ClipTBP: Clip-Pair based Temporal Boundary Prediction with Boundary-Aware Learning for Moment Retrieval
For video moment retrieval, this work addresses the limitation of ignoring inter-segment relationships, offering an incremental improvement over existing models.
ClipTBP introduces a clip-pair temporal boundary prediction framework with boundary-aware learning that improves moment retrieval by explicitly modeling relationships between multiple answer segments. It achieves consistent performance gains across various existing models and shows robust boundary prediction in ambiguous query scenarios.

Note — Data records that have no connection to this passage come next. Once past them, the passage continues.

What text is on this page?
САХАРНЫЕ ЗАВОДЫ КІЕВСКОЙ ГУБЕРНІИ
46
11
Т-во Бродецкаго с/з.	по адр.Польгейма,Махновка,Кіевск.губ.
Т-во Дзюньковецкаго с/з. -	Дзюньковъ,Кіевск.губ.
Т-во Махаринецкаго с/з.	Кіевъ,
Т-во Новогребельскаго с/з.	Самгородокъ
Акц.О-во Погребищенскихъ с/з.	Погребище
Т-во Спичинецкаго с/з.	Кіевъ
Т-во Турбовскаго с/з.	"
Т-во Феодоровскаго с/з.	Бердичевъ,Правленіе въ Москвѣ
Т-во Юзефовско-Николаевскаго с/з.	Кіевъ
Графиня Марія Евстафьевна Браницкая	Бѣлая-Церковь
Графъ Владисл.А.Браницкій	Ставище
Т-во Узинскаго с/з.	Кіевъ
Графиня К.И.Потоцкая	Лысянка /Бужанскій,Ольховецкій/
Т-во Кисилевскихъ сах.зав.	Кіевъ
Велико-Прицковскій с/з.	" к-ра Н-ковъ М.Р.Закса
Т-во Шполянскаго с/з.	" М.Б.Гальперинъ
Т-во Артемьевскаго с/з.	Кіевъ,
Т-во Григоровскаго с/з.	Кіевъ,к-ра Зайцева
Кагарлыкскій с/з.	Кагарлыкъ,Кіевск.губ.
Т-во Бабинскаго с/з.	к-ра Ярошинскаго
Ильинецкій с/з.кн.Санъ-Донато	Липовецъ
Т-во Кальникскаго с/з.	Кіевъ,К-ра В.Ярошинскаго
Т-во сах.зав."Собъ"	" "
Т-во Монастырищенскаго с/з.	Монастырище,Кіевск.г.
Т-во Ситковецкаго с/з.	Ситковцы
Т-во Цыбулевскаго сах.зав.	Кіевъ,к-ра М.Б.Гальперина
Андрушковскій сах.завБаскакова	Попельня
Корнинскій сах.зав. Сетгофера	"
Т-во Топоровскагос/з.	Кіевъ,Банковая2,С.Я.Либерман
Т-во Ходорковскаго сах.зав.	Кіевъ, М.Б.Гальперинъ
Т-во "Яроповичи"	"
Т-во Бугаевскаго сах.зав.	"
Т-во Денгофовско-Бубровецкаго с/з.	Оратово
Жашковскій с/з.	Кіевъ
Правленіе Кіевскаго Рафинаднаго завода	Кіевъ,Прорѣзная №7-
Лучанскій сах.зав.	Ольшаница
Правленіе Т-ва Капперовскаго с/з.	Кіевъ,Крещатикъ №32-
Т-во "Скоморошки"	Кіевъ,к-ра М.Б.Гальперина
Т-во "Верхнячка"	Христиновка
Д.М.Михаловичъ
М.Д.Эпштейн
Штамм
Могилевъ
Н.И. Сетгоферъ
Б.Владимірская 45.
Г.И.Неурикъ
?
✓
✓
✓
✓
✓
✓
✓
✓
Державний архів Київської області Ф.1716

Video moment retrieval is the task of retrieving specific segments of a video corresponding to a given text query. Recent studies have been conducted to improve multimodal alignment performance through visual-linguistic similarity learning at the snippet-level and transformer-based temporal boundary regression. However, existing models do not calculate similarity by considering the relationships between multiple answer segments that match the query. Therefore, existing models are easily influenced by visually similar segments in the surrounding context. Existing models calculate similarity at the snippet-level and ignore the relationships between multiple answer segments corresponding to a single query. Therefore, they struggle to exclude segments irrelevant to the query. To address this issues, we propose ClipTBP, a clip-pair temporal boundary prediction framework based on boundary-aware learning. ClipTBP introduces a clip-level alignment loss for explicitly learning the semantic relationship between answer segments. ClipTBP also predicts accurate temporal boundaries by applying both main boundary loss and auxiliary boundary loss. ClipTBP consistently improves performance when applied to various existing models and demonstrates more robust boundary prediction performance even in ambiguous query scenarios.